図3 Garoon活用による災害時の対応迅速化(出典:西予市の提供資料)

 「2022年9月に発生した台風14号でも掲示板で情報共有を図りました。災害時は庁外でもGaroonの全機能を状況に応じて使え、職員は外出先や家にいても迅速に初動判断ができました」(上甲氏)

 西予市のオフィス改革は、日経新聞とニューオフィス推進協会が主催する第35回 日経ニューオフィス賞の「四国ニューオフィス奨励賞」を受賞している(注1)。
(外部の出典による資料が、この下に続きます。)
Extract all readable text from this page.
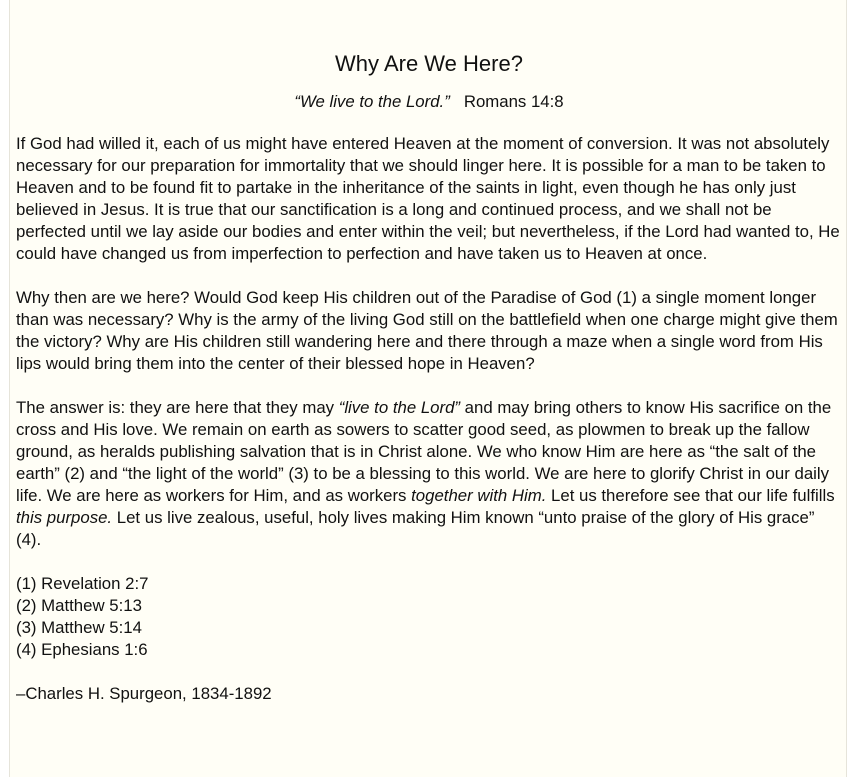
Why Are We Here?
“We live to the Lord.” Romans 14:8

If God had willed it, each of us might have entered Heaven at the moment of conversion. It was not absolutely necessary for our preparation for immortality that we should linger here. It is possible for a man to be taken to Heaven and to be found fit to partake in the inheritance of the saints in light, even though he has only just believed in Jesus. It is true that our sanctification is a long and continued process, and we shall not be perfected until we lay aside our bodies and enter within the veil; but nevertheless, if the Lord had wanted to, He could have changed us from imperfection to perfection and have taken us to Heaven at once.

Why then are we here? Would God keep His children out of the Paradise of God (1) a single moment longer than was necessary? Why is the army of the living God still on the battlefield when one charge might give them the victory? Why are His children still wandering here and there through a maze when a single word from His lips would bring them into the center of their blessed hope in Heaven?

The answer is: they are here that they may “live to the Lord” and may bring others to know His sacrifice on the cross and His love. We remain on earth as sowers to scatter good seed, as plowmen to break up the fallow ground, as heralds publishing salvation that is in Christ alone. We who know Him are here as “the salt of the earth” (2) and “the light of the world” (3) to be a blessing to this world. We are here to glorify Christ in our daily life. We are here as workers for Him, and as workers together with Him. Let us therefore see that our life fulfills this purpose. Let us live zealous, useful, holy lives making Him known “unto praise of the glory of His grace” (4).

(1) Revelation 2:7
(2) Matthew 5:13
(3) Matthew 5:14
(4) Ephesians 1:6
–Charles H. Spurgeon, 1834-1892
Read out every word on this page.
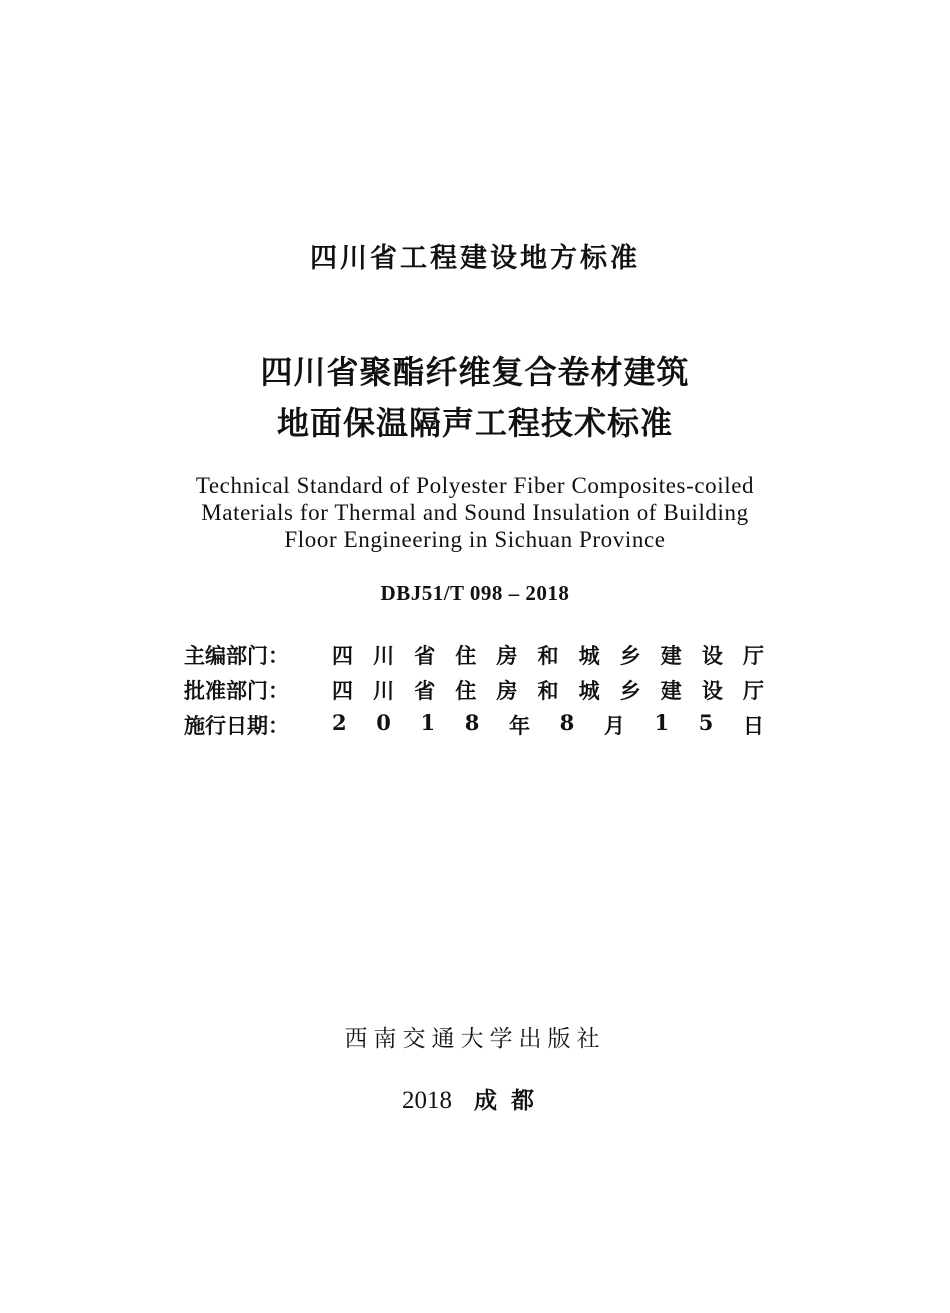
四川省工程建设地方标准
四川省聚酯纤维复合卷材建筑
地面保温隔声工程技术标准
Technical Standard of Polyester Fiber Composites-coiled
Materials for Thermal and Sound Insulation of Building
Floor Engineering in Sichuan Province
DBJ51/T 098 – 2018
主编部门：	四 川 省 住 房 和 城 乡 建 设 厅
批准部门：	四 川 省 住 房 和 城 乡 建 设 厅
施行日期：	2 0 1 8 年 8 月 1 5 日
西南交通大学出版社
2018 成都
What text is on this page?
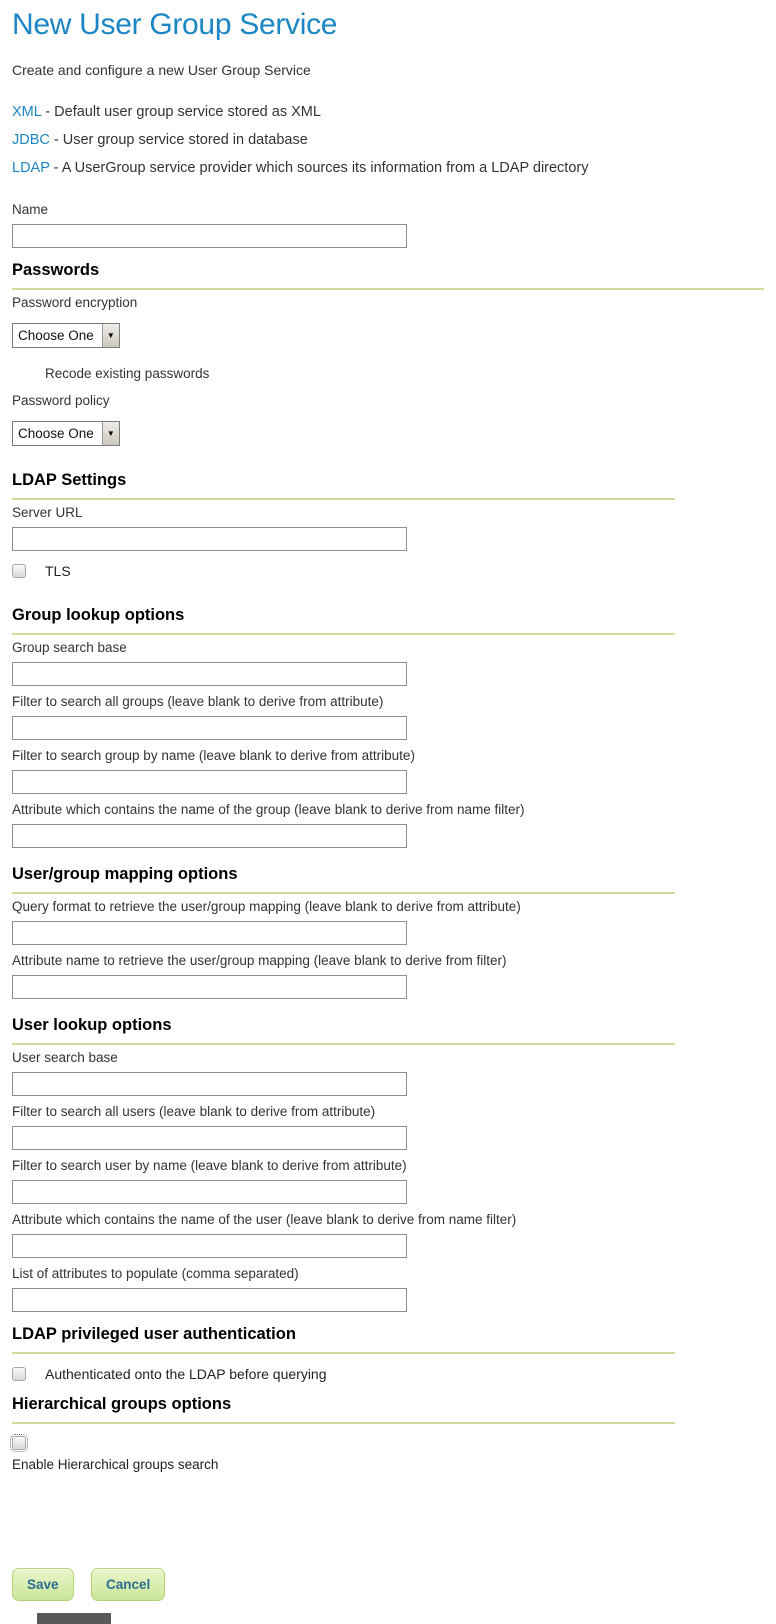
New User Group Service

Create and configure a new User Group Service

XML - Default user group service stored as XML
JDBC - User group service stored in database
LDAP - A UserGroup service provider which sources its information from a LDAP directory
Name
Passwords
Password encryption
Choose One	▼
Recode existing passwords
Password policy
Choose One	▼
LDAP Settings
Server URL
TLS
Group lookup options
Group search base
Filter to search all groups (leave blank to derive from attribute)
Filter to search group by name (leave blank to derive from attribute)
Attribute which contains the name of the group (leave blank to derive from name filter)
User/group mapping options
Query format to retrieve the user/group mapping (leave blank to derive from attribute)
Attribute name to retrieve the user/group mapping (leave blank to derive from filter)
User lookup options
User search base
Filter to search all users (leave blank to derive from attribute)
Filter to search user by name (leave blank to derive from attribute)
Attribute which contains the name of the user (leave blank to derive from name filter)
List of attributes to populate (comma separated)
LDAP privileged user authentication
Authenticated onto the LDAP before querying
Hierarchical groups options
Enable Hierarchical groups search
Save	Cancel
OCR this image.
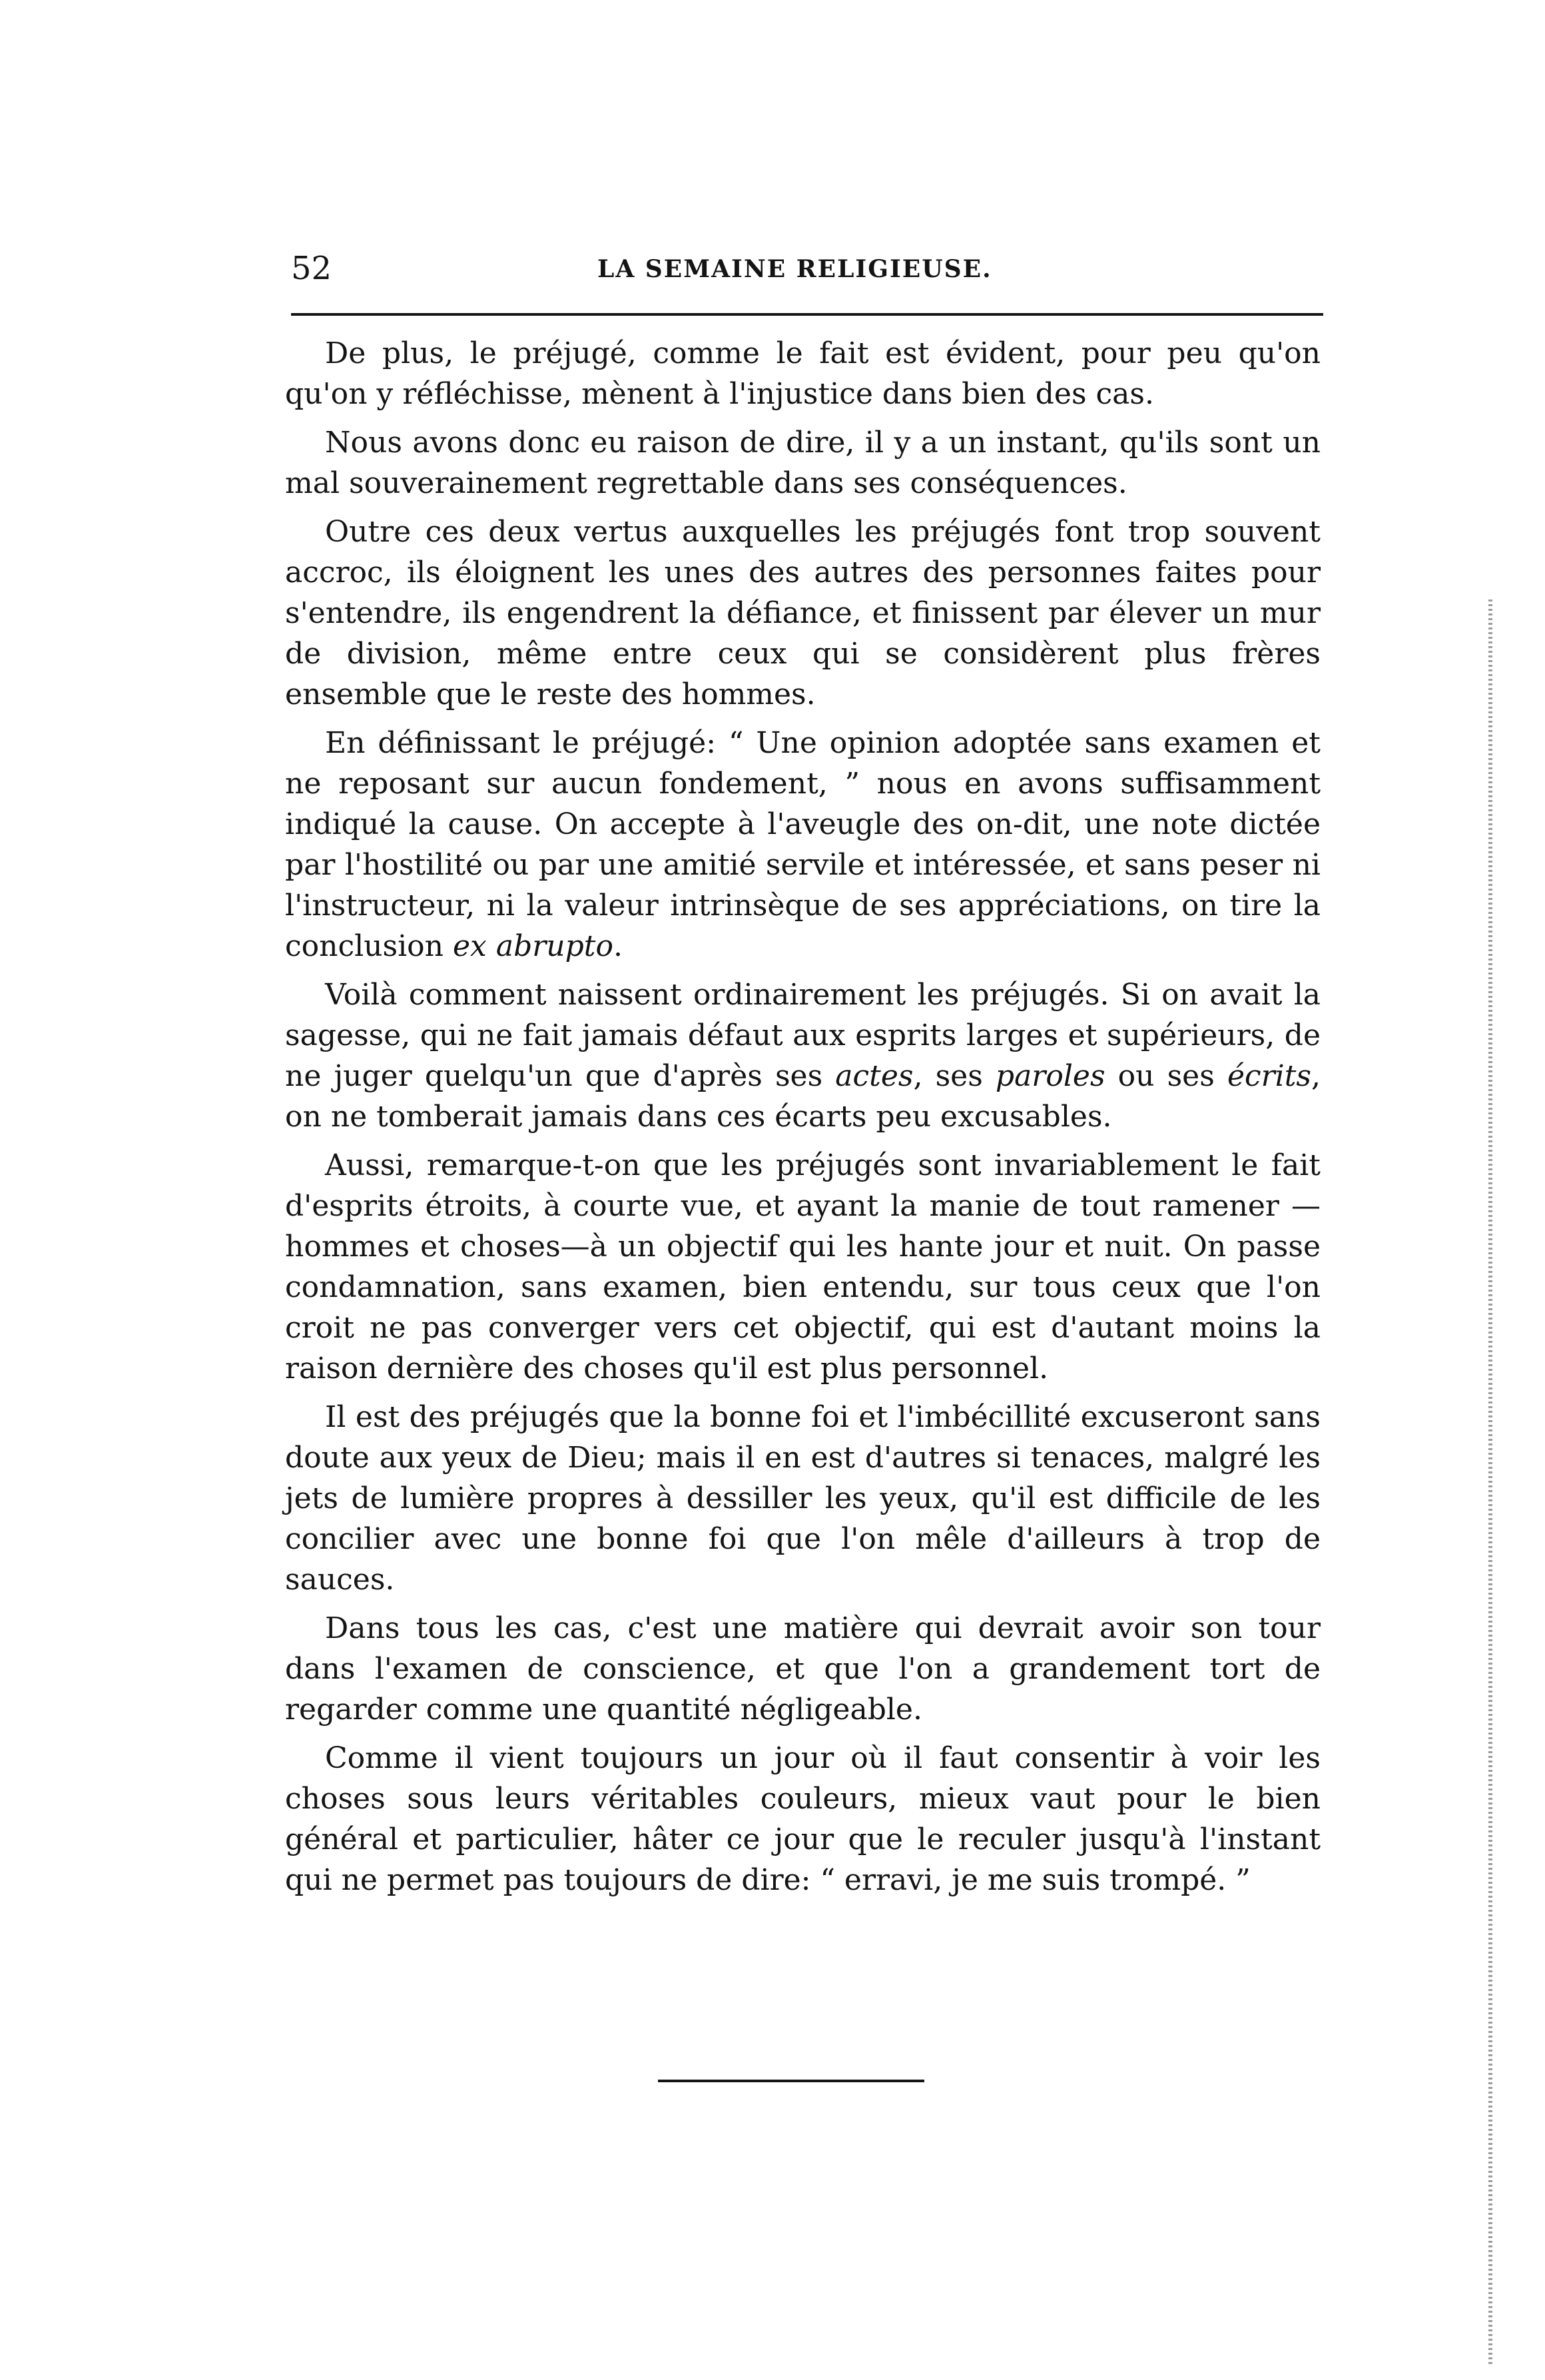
52	LA SEMAINE RELIGIEUSE.

De plus, le préjugé, comme le fait est évident, pour peu qu'on qu'on y réfléchisse, mènent à l'injustice dans bien des cas.

Nous avons donc eu raison de dire, il y a un instant, qu'ils sont un mal souverainement regrettable dans ses conséquences.

Outre ces deux vertus auxquelles les préjugés font trop souvent accroc, ils éloignent les unes des autres des personnes faites pour s'entendre, ils engendrent la défiance, et finissent par élever un mur de division, même entre ceux qui se considèrent plus frères ensemble que le reste des hommes.

En définissant le préjugé: “ Une opinion adoptée sans examen et ne reposant sur aucun fondement, ” nous en avons suffisamment indiqué la cause. On accepte à l'aveugle des on-dit, une note dictée par l'hostilité ou par une amitié servile et intéressée, et sans peser ni l'instructeur, ni la valeur intrinsèque de ses appréciations, on tire la conclusion ex abrupto.

Voilà comment naissent ordinairement les préjugés. Si on avait la sagesse, qui ne fait jamais défaut aux esprits larges et supérieurs, de ne juger quelqu'un que d'après ses actes, ses paroles ou ses écrits, on ne tomberait jamais dans ces écarts peu excusables.

Aussi, remarque-t-on que les préjugés sont invariablement le fait d'esprits étroits, à courte vue, et ayant la manie de tout ramener —hommes et choses—à un objectif qui les hante jour et nuit. On passe condamnation, sans examen, bien entendu, sur tous ceux que l'on croit ne pas converger vers cet objectif, qui est d'autant moins la raison dernière des choses qu'il est plus personnel.

Il est des préjugés que la bonne foi et l'imbécillité excuseront sans doute aux yeux de Dieu; mais il en est d'autres si tenaces, malgré les jets de lumière propres à dessiller les yeux, qu'il est difficile de les concilier avec une bonne foi que l'on mêle d'ailleurs à trop de sauces.

Dans tous les cas, c'est une matière qui devrait avoir son tour dans l'examen de conscience, et que l'on a grandement tort de regarder comme une quantité négligeable.

Comme il vient toujours un jour où il faut consentir à voir les choses sous leurs véritables couleurs, mieux vaut pour le bien général et particulier, hâter ce jour que le reculer jusqu'à l'instant qui ne permet pas toujours de dire: “ erravi, je me suis trompé. ”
西予市は同賞を3回受賞しており、西予市のオフィス改革は他自治体からの注目度も高い。

 西予市は、オフィス改革とGaroonによる情報共有を掛け合わせて粘り強く働き方を変えてきた。上甲氏はオフィス改革に取り組む人に対して「すぐに諦めず、トライ&エラーを繰り返すことが重要です。関係者に根気よく説明することも大切です。まずは身の回りの整理や不要物の処分といった小さなチャレンジから始めて、職員がオフィス改革を『自分ごと』にできる環境をつくりましょう」と語った。